In the natural world the plants and animals are continually being subjected to various kinds of stress. And so it is with the trees. Besides shortages of water and nutrients, competition from other individuals and attack by other species are among the forms of natural stress to which they may be exposed.

Tree damage is thus nothing new. But air pollutants constitute an additional factor, coming on top of the natural ones. Trees will therefore be more sensitive, in a polluted environment, to high natural stress, such as occurs for instance under extreme weather conditions with long periods of drought. Stressed trees will moreover be less resistant to attacks from fungi and insects. Extensive pest attacks may often be a successor phenomenon, where the precedent is to be found in air pollution.

It is impossible to assign responsibility for forest damage to any one air pollutant.

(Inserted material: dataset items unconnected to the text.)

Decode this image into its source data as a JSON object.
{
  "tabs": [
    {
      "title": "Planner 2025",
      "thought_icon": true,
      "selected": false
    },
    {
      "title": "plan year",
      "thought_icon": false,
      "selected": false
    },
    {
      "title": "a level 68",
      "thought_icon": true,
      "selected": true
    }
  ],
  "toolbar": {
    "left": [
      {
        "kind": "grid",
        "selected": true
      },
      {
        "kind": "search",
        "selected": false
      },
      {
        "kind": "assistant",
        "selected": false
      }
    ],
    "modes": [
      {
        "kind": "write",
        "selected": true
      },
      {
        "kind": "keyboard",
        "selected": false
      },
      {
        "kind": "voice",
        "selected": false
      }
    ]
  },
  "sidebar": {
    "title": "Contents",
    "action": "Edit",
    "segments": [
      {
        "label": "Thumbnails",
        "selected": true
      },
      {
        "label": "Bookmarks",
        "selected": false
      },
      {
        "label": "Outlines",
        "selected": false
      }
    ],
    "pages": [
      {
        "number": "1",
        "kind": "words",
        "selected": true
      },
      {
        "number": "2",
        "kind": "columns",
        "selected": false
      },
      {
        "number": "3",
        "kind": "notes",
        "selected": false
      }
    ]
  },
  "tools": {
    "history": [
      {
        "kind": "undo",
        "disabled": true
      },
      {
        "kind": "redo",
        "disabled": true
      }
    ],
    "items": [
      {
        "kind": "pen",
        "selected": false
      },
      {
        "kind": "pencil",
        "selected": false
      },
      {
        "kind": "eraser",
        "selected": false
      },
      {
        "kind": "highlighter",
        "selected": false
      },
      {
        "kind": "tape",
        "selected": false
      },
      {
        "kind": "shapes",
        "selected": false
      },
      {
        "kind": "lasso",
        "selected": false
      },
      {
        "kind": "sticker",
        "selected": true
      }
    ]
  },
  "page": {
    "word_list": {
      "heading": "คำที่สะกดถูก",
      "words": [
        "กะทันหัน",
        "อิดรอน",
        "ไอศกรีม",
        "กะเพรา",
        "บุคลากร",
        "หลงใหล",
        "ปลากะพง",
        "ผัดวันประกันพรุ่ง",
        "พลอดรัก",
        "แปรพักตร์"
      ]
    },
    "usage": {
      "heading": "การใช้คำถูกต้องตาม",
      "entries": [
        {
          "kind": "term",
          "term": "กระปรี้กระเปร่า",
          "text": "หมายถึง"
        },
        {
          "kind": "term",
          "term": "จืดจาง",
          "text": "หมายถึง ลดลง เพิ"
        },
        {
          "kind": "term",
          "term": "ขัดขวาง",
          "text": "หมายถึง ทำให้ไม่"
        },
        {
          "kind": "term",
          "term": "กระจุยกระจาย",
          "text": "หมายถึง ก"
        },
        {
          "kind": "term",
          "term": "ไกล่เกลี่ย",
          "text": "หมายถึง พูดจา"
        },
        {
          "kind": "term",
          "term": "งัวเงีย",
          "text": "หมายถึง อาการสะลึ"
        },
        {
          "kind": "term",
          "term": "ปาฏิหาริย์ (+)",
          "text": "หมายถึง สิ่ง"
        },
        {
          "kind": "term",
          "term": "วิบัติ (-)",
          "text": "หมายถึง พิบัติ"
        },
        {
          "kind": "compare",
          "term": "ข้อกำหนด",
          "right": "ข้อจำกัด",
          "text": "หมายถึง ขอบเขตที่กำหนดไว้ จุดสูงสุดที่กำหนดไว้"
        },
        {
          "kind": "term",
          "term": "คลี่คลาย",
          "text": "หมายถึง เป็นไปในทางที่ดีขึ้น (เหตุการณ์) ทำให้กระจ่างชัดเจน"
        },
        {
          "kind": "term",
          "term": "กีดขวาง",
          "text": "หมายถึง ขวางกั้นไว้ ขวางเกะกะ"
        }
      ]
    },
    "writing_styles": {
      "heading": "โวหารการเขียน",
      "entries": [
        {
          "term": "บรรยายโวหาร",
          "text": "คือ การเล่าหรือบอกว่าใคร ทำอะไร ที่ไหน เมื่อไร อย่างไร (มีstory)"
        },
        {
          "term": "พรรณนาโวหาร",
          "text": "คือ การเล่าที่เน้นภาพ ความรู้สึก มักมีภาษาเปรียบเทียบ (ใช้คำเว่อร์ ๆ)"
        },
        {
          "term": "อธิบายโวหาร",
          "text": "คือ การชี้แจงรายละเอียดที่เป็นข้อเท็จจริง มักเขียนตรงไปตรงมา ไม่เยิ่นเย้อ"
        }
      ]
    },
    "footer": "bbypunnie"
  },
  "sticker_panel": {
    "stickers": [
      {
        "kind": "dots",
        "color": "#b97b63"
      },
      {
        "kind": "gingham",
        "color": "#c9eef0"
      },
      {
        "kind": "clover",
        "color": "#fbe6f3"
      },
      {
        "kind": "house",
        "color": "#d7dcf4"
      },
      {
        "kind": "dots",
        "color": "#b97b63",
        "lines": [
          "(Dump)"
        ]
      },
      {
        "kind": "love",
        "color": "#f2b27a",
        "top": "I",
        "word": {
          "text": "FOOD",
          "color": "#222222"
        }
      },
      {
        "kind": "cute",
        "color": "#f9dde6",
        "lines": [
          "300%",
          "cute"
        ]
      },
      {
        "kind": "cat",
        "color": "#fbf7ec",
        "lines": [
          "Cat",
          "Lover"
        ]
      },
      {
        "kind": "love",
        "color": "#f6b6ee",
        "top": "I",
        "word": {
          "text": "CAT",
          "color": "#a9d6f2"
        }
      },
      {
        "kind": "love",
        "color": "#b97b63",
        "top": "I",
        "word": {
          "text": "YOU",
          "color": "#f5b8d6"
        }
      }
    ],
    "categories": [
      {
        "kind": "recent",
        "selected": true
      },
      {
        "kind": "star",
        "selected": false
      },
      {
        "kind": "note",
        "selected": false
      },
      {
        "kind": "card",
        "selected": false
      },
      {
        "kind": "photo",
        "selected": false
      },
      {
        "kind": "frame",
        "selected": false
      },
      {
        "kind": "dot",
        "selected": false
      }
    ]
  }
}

Three outstanding general causes are here given, the effects of which may vary from place to place, depending on the accompanying stress factors:

- Direct damage from gases and acid substances coming into direct contact with leaves and needles. The most widespread damage of this kind is probably that which comes from ground-level ozone.

- Soil acidified through atmospheric deposition. Nutrients are leached out and/or bound more firmly in the soil. The more concentrations of metals in the soil are, the more damage is given to the root. The processes of decomposition in the soils low down, and mycorrhizal development is hindered.

- Nutrients in imbalance from additions of airborne nitrogen. The more nitrogen additions are made, the faster tree grow. But there may then arise shortages of other nutrients, especially if the soil is acidified. The greater volume of foliage resulting from the extra nitrogen is thought, too, to increase the risk of desiccation. Large additions of nitrogen make the trees more sensitive moreover to frost, and a further disturbing effect of nitrogen deposition is the diminishing of mycorrhizal fungi.

Extensive forest damage has been recognized in Europe since the late 1950s, especially in the mountain region of central Europe where the boundaries of Poland, Germany, and the Czech Republic converge. But it was not until the beginning of the 1980s that the connection between air pollutants and forest decline was taken seriously. From 1986 onwards there has been an all-European program for continuous assessment of the damage. This is confined to measuring the loss of foliage (leaves and needles), sample trees being assessed in a five-degree scale, in which up to a 25-per-cent loss is considered to be within natural variation. The survey for the year 2000 reported that about one out of four trees showed a defoliation of more than 25 per cent, i.e. were classified as damaged.

Scientists disagree as to whether the degree of defoliation is an altogether reliable measure of the state of the trees' health. The effects of air pollutants may perhaps be better read off from the balance of nutrients in the leaves or needles, although that is more difficult to measure.